Efforts to end a grant program could indicate a change in the administration's approach.
http://www.csmonitor.com/2005/0527/p03s02-usfp.htmlHOUSTON – Evidence is beginning to build that the approach to the war on drugs in the United States could be changing - by shifting attention away from small-time drug dealers and individual users toward major drug traffickers.
The nation's drug czar, for one, has alluded to changes in thinking. "Break the business," said John Walters at a congressional hearing earlier this year. "Don't break generation after generation
, is what we're going for."
Another sign of a shift involves the Byrne Justice Assistance Grant program, which since 1988 has earmarked federal money for local communities to use in the war on drugs. Many have said the program's structure has been flawed since its inception, and now, President Bush is proposing the elimination of the program by next year - though this budget cut is still being fought in Congress.

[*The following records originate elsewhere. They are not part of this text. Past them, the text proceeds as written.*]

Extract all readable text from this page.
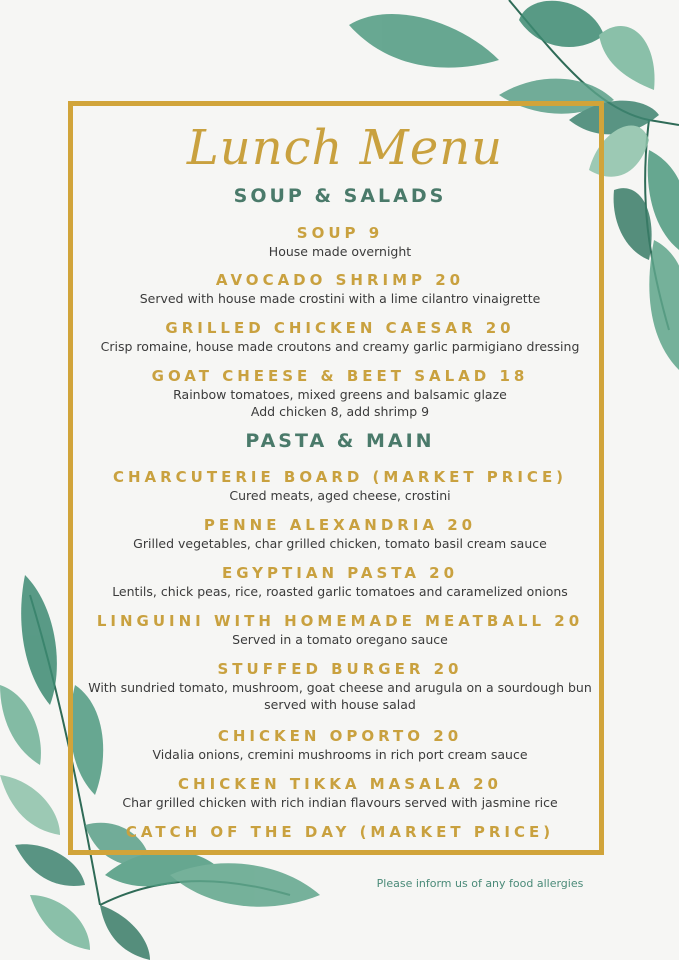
Lunch Menu
SOUP & SALADS
SOUP 9
House made overnight
AVOCADO SHRIMP 20
Served with house made crostini with a lime cilantro vinaigrette
GRILLED CHICKEN CAESAR 20
Crisp romaine, house made croutons and creamy garlic parmigiano dressing
GOAT CHEESE & BEET SALAD 18
Rainbow tomatoes, mixed greens and balsamic glaze
Add chicken 8, add shrimp 9
PASTA & MAIN
CHARCUTERIE BOARD (MARKET PRICE)
Cured meats, aged cheese, crostini
PENNE ALEXANDRIA 20
Grilled vegetables, char grilled chicken, tomato basil cream sauce
EGYPTIAN PASTA 20
Lentils, chick peas, rice, roasted garlic tomatoes and caramelized onions
LINGUINI WITH HOMEMADE MEATBALL 20
Served in a tomato oregano sauce
STUFFED BURGER 20
With sundried tomato, mushroom, goat cheese and arugula on a sourdough bun
served with house salad
CHICKEN OPORTO 20
Vidalia onions, cremini mushrooms in rich port cream sauce
CHICKEN TIKKA MASALA 20
Char grilled chicken with rich indian flavours served with jasmine rice
CATCH OF THE DAY (MARKET PRICE)
Please inform us of any food allergies
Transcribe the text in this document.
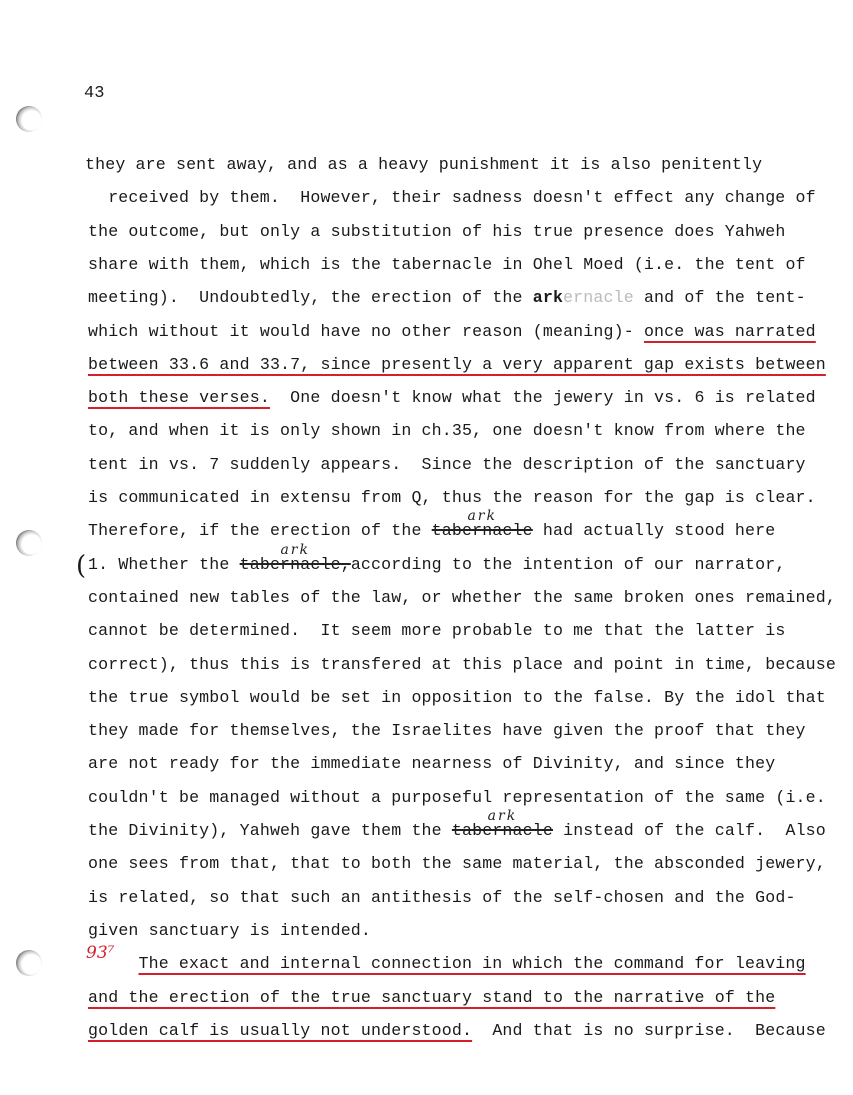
43
93⁷
(
they are sent away, and as a heavy punishment it is also penitently
received by them.  However, their sadness doesn't effect any change of
the outcome, but only a substitution of his true presence does Yahweh
share with them, which is the tabernacle in Ohel Moed (i.e. the tent of
meeting).  Undoubtedly, the erection of the arkernacle and of the tent-
which without it would have no other reason (meaning)- once was narrated
between 33.6 and 33.7, since presently a very apparent gap exists between
both these verses.  One doesn't know what the jewery in vs. 6 is related
to, and when it is only shown in ch.35, one doesn't know from where the
tent in vs. 7 suddenly appears.  Since the description of the sanctuary
is communicated in extensu from Q, thus the reason for the gap is clear.
Therefore, if the erection of the tabernacle
ark
had actually stood here
1. Whether the tabernacle,
ark
according to the intention of our narrator,
contained new tables of the law, or whether the same broken ones remained,
cannot be determined.  It seem more probable to me that the latter is
correct), thus this is transfered at this place and point in time, because
the true symbol would be set in opposition to the false. By the idol that
they made for themselves, the Israelites have given the proof that they
are not ready for the immediate nearness of Divinity, and since they
couldn't be managed without a purposeful representation of the same (i.e.
the Divinity), Yahweh gave them the tabernacle
ark
instead of the calf.  Also
one sees from that, that to both the same material, the absconded jewery,
is related, so that such an antithesis of the self-chosen and the God-
given sanctuary is intended.
The exact and internal connection in which the command for leaving
and the erection of the true sanctuary stand to the narrative of the
golden calf is usually not understood.  And that is no surprise.  Because
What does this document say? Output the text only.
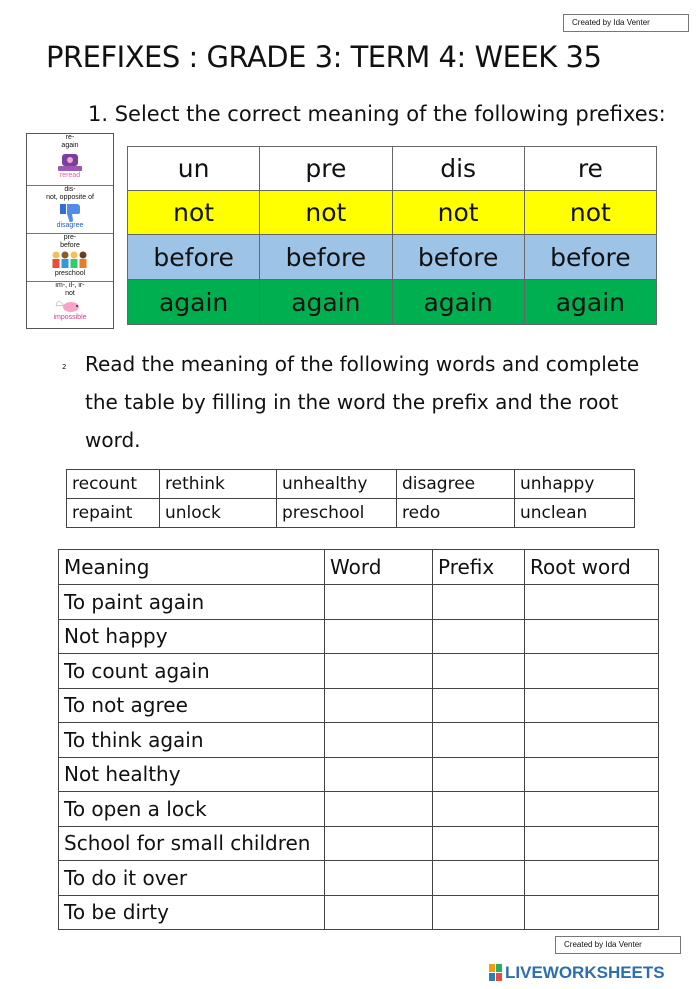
Created by Ida Venter
Created by Ida Venter
PREFIXES : GRADE 3: TERM 4: WEEK 35
1. Select the correct meaning of the following prefixes:
re-
again
reread
dis-
not, opposite of
disagree
pre-
before
preschool
im-, il-, ir-
not
impossible
un	pre	dis	re
not	not	not	not
before	before	before	before
again	again	again	again
2 Read the meaning of the following words and complete the table by filling in the word the prefix and the root word.
recount	rethink	unhealthy	disagree	unhappy
repaint	unlock	preschool	redo	unclean
Meaning	Word	Prefix	Root word
To paint again			
Not happy			
To count again			
To not agree			
To think again			
Not healthy			
To open a lock			
School for small children			
To do it over			
To be dirty			
LIVEWORKSHEETS
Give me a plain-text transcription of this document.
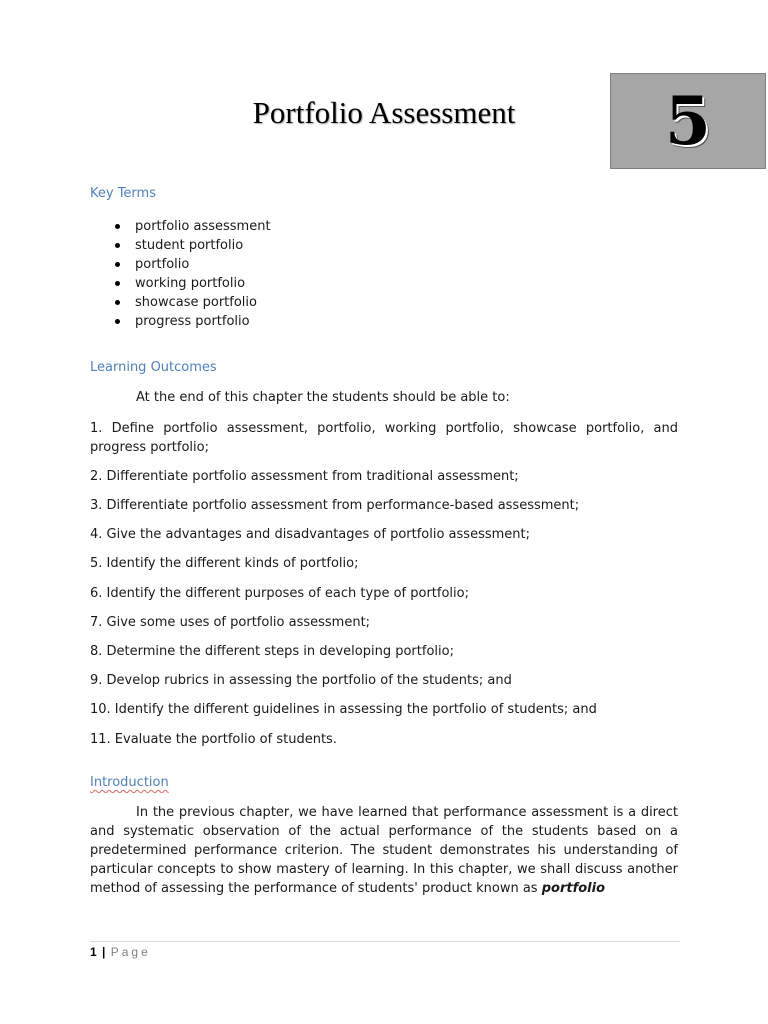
Portfolio Assessment	5
Key Terms
portfolio assessment
student portfolio
portfolio
working portfolio
showcase portfolio
progress portfolio
Learning Outcomes

At the end of this chapter the students should be able to:

1. Define portfolio assessment, portfolio, working portfolio, showcase portfolio, and progress portfolio;

2. Differentiate portfolio assessment from traditional assessment;

3. Differentiate portfolio assessment from performance-based assessment;

4. Give the advantages and disadvantages of portfolio assessment;

5. Identify the different kinds of portfolio;

6. Identify the different purposes of each type of portfolio;

7. Give some uses of portfolio assessment;

8. Determine the different steps in developing portfolio;

9. Develop rubrics in assessing the portfolio of the students; and

10. Identify the different guidelines in assessing the portfolio of students; and

11. Evaluate the portfolio of students.

Introduction

In the previous chapter, we have learned that performance assessment is a direct and systematic observation of the actual performance of the students based on a predetermined performance criterion. The student demonstrates his understanding of particular concepts to show mastery of learning. In this chapter, we shall discuss another method of assessing the performance of students' product known as portfolio

1 | Page
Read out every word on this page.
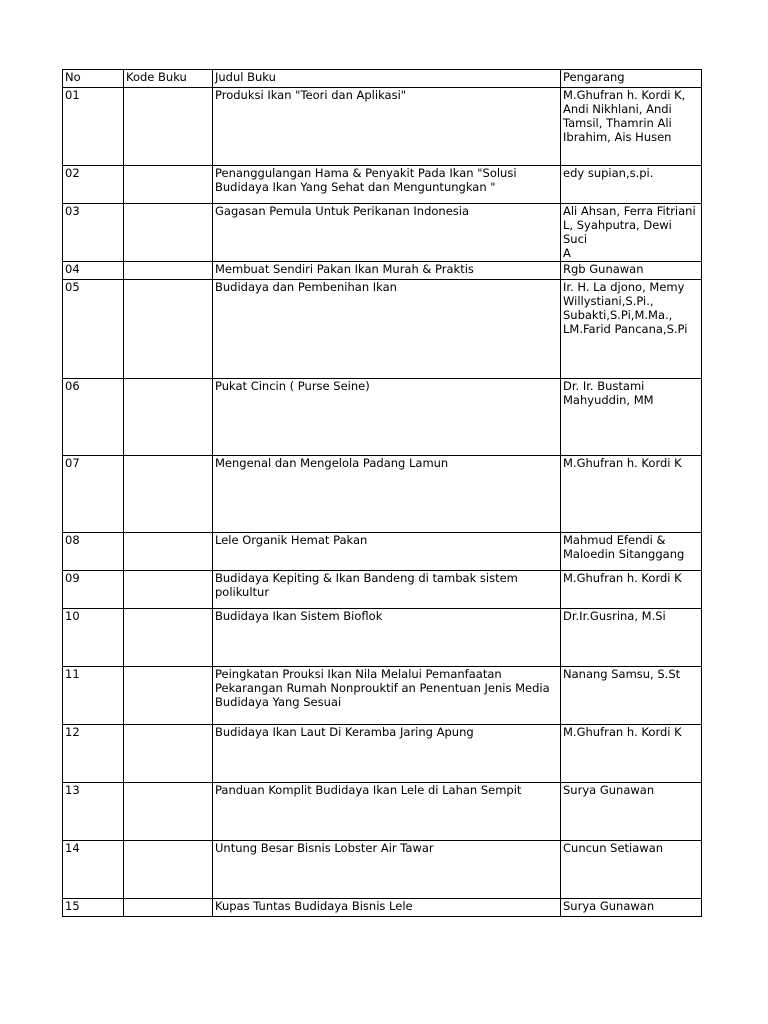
No	Kode Buku	Judul Buku	Pengarang
01		Produksi Ikan "Teori dan Aplikasi"	M.Ghufran h. Kordi K,
Andi Nikhlani, Andi
Tamsil, Thamrin Ali
Ibrahim, Ais Husen
02		Penanggulangan Hama & Penyakit Pada Ikan "Solusi
Budidaya Ikan Yang Sehat dan Menguntungkan "	edy supian,s.pi.
03		Gagasan Pemula Untuk Perikanan Indonesia	Ali Ahsan, Ferra Fitriani
L, Syahputra, Dewi Suci
A
04		Membuat Sendiri Pakan Ikan Murah & Praktis	Rgb Gunawan
05		Budidaya dan Pembenihan Ikan	Ir. H. La djono, Memy
Willystiani,S.Pi.,
Subakti,S.Pi,M.Ma.,
LM.Farid Pancana,S.Pi
06		Pukat Cincin ( Purse Seine)	Dr. Ir. Bustami
Mahyuddin, MM
07		Mengenal dan Mengelola Padang Lamun	M.Ghufran h. Kordi K
08		Lele Organik Hemat Pakan	Mahmud Efendi &
Maloedin Sitanggang
09		Budidaya Kepiting & Ikan Bandeng di tambak sistem
polikultur	M.Ghufran h. Kordi K
10		Budidaya Ikan Sistem Bioflok	Dr.Ir.Gusrina, M.Si
11		Peingkatan Prouksi Ikan Nila Melalui Pemanfaatan
Pekarangan Rumah Nonprouktif an Penentuan Jenis Media
Budidaya Yang Sesuai	Nanang Samsu, S.St
12		Budidaya Ikan Laut Di Keramba Jaring Apung	M.Ghufran h. Kordi K
13		Panduan Komplit Budidaya Ikan Lele di Lahan Sempit	Surya Gunawan
14		Untung Besar Bisnis Lobster Air Tawar	Cuncun Setiawan
15		Kupas Tuntas Budidaya Bisnis Lele	Surya Gunawan
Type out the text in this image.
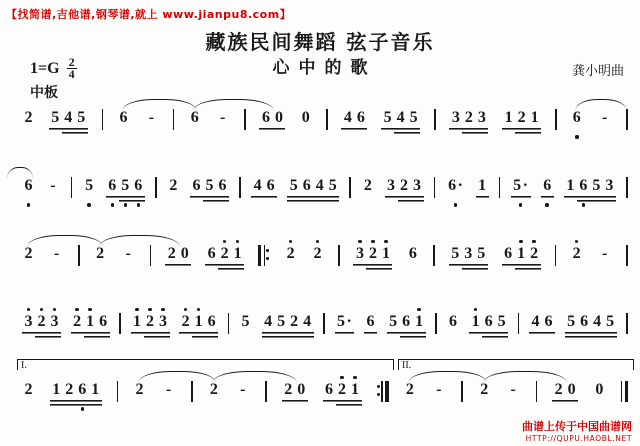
【找简谱,吉他谱,钢琴谱,就上 www.jianpu8.com】
藏族民间舞蹈 弦子音乐
心中的歌
$1=G \frac{2}{4}$
中板
龚小明曲
2 5 4 5 6	-	6	-	6 0 0 4 6 5 4 5 3 2 3 1 2 1 6	-
6	-	5 6 5 6 2 6 5 6 4 6 5 6 4 5 2 3 2 3 6· 1 5· 6 1 6 5 3
2	-	2	-	2 0 6 2 1	2 2 3 2 1 6 5 3 5 6 1 2 2	-
3 2 3 2 1 6 1 2 3 2 1 6 5 4 5 2 4 5· 6 5 6 1 6 1 6 5 4 6 5 6 4 5
2 1 2 6 1 2	-	2	-	2 0 6 2 1	2	-	2	-	2 0 0
I.	II.
曲谱上传于中国曲谱网
HTTP://QUPU.HAOBL.NET
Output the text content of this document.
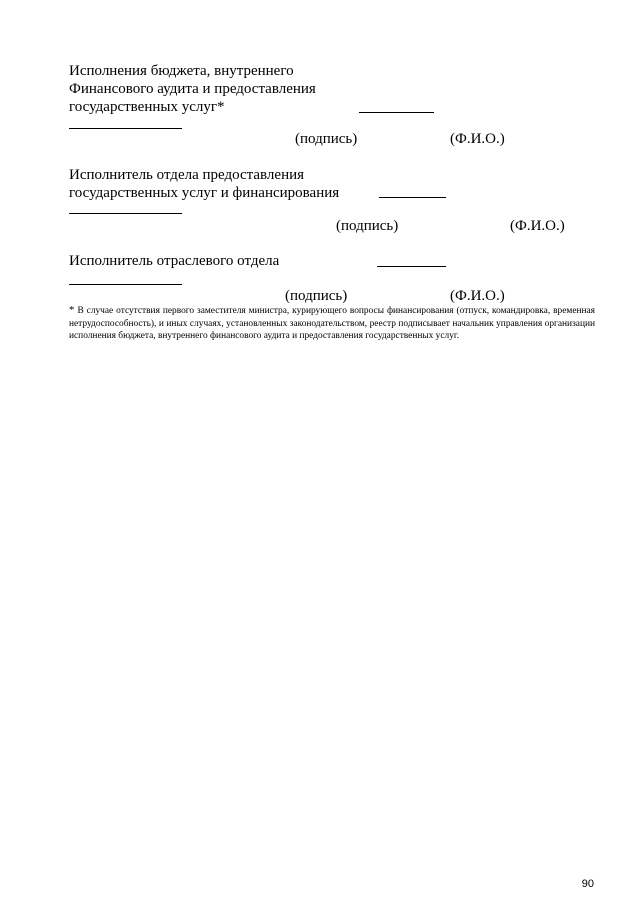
Исполнения бюджета, внутреннего
Финансового аудита и предоставления
государственных услуг*
(подпись)	(Ф.И.О.)
Исполнитель отдела предоставления
государственных услуг и финансирования
(подпись)	(Ф.И.О.)
Исполнитель отраслевого отдела
(подпись)	(Ф.И.О.)
* В случае отсутствия первого заместителя министра, курирующего вопросы финансирования (отпуск, командировка, временная нетрудоспособность), и иных случаях, установленных законодательством, реестр подписывает начальник управления организации исполнения бюджета, внутреннего финансового аудита и предоставления государственных услуг.
90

Short of the program's elimination, at least two moves are afoot to address Byrne's problems. The Texas Legislature has passed a bill that places strict limits on the drug task forces created under the program. And Sheila Jackson-Lee (D) of Texas introduced a bill this week in the US House of Representatives that would prohibit states from spending Byrne grant money on drug task forces unless they adopt laws that prevent people from being convicted solely on the word of an informant or law-enforcement officer.
In all, these steps could portend larger changes in the war on drugs. "For so long, the federal government has focused on arresting a lot of low-level drug offenders instead of on stopping drugs from coming into the country or on terrorism," says Bill Piper, director of national affairs at the Drug Policy Alliance in Washington. "But I think they are getting smarter and realizing that they can't arrest their way out of it."